Вплотную я столкнулся с Бабелем в конце лета. Он жил тогда на 9-й станции Фонтана. Я был в отпуску и снял вместе с Изей Лившицем полуразрушенную дачу невдалеке от дачи Бабеля.
Одна стена нашей дачи висела над отвесным обрывом. От нее часто откалывались куски яркой розовой штукатурки и весело неслись вприпрыжку к морю. Поэтому мы предпочитали спать на террасе, выходившей в степь. Там было безопаснее.
Сад около дачи зарос по пояс сероватой полынью. Сквозь нее пробивались, как свежие брызги киновари, маленькие, величиной с ноготь, маки.
С Бабелем мы виделись часто. Иногда мы вместе просиживали на берегу почти весь день, таская с Изей на самоловы зеленух и бычков и слушая неторопливые рассказы Бабеля.
Рассказчик он был гениальный. Устные его рассказы были сильнее и совершеннее, чем написанные.
Как описать то веселое и вместе с тем печальное лето 1921 года на Фонтане, когда мы жили вместе? Веселым его делала наша молодость, а печальным оно казалось от постоянной легкой тревоги на сердце. А может быть, отчасти и от непроницаемых южных ночей. Они опускали свой полог совсем рядом с нами, за первой же каменной ступенькой нашей террасы.
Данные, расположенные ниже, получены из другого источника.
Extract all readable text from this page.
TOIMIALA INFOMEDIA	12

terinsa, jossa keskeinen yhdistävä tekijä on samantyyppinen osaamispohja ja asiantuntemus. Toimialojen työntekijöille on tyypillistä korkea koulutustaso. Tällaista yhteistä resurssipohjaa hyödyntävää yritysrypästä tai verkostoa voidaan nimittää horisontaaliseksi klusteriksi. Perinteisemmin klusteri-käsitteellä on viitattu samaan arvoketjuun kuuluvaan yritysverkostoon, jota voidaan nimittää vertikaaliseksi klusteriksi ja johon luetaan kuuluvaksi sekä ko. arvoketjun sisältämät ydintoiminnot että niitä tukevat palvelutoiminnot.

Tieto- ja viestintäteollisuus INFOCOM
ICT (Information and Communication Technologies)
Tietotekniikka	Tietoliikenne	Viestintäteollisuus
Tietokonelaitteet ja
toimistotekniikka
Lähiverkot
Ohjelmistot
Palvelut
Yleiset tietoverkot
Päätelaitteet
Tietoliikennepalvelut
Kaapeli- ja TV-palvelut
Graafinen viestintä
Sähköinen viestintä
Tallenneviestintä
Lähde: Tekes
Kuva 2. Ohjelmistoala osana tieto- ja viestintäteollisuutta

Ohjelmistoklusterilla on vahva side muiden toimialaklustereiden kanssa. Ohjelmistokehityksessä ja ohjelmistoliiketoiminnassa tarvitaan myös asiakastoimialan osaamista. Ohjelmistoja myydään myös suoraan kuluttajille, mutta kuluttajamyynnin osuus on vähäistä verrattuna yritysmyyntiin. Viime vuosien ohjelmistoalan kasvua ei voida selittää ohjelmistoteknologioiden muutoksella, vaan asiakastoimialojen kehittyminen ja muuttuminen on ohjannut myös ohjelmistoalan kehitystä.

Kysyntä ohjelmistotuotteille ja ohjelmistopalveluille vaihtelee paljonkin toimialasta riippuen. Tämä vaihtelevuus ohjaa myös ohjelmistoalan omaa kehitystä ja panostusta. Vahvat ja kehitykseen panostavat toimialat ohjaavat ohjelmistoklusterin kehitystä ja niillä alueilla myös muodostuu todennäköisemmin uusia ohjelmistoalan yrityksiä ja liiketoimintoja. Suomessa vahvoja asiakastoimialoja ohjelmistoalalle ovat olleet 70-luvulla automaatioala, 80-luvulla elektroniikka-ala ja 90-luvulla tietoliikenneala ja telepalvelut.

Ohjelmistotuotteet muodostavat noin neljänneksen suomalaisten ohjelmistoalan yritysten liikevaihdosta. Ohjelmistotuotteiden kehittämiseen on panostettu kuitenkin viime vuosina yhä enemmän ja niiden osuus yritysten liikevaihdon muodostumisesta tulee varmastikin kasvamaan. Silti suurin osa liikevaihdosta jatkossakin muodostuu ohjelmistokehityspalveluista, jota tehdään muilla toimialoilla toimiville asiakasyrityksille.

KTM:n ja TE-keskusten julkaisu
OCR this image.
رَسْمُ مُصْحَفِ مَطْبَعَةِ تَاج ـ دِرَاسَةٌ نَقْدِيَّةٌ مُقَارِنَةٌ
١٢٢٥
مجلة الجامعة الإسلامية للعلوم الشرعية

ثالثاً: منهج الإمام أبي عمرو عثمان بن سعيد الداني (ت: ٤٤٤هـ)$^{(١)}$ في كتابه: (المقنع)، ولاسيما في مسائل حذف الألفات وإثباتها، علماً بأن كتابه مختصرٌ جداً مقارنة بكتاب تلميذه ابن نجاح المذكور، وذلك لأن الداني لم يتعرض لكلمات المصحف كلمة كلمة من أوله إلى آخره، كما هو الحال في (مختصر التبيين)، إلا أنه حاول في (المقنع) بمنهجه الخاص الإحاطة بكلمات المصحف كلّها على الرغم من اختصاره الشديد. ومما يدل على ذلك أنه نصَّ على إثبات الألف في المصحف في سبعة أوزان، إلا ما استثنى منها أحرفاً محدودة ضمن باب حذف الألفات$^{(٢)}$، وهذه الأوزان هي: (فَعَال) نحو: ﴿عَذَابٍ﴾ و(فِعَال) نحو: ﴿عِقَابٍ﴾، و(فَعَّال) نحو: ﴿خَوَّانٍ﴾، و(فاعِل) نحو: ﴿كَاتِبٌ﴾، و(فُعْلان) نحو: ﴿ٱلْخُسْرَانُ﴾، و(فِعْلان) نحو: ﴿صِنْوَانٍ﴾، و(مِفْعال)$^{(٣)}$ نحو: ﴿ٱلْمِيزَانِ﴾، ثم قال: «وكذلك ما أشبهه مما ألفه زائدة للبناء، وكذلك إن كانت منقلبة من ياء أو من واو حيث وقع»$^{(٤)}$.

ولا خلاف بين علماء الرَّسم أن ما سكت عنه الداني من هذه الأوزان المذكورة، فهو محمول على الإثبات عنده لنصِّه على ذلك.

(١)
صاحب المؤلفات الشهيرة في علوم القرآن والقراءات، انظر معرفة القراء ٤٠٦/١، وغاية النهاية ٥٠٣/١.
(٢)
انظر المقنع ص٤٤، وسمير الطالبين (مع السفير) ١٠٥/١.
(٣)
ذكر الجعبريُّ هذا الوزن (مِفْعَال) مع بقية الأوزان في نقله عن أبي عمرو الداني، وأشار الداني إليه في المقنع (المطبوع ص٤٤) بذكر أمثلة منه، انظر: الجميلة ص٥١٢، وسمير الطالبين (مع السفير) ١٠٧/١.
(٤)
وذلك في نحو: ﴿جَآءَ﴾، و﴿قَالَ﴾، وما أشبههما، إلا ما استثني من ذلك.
Стоя на террасе, можно было протянуть в эту ночь руку, но тотчас отдернуть ее, почувствовав на кончиках пальцев близкий холод мирового пространства.
Веселье было собрано в пестрый клубок наших разговоров, шуток и мистификаций. Тогда уже в Одессе мистификации называли «розыгрышами». Потом это слово быстро распространилось по всей стране.
А печаль воплощалась для меня почему-то в ясном огне, неизменно блиставшем по ночам на морском горизонте. То была какая-то низкая звезда. Имени ее никто не знал, несмотря на то что она все ночи напролет дружелюбно и настойчиво следила за нами.
Непонятно почему, но печаль была заключена и в запахе остывающего по ночам кремнистого шоссе, и в голубых зрачках маленькой дикой вербены, поселившейся у нашего порога, и в том, что тогда мы очень ясно чувствовали слишком быстрое движение времени.
Горести пока еще властвовали над миром. Но для нас, молодых, они уже соседствовали со счастьем, потому что время было полно надежд на разумный удел, на избавление от назойливых бед, на непременное цветение после бесконечной зимы.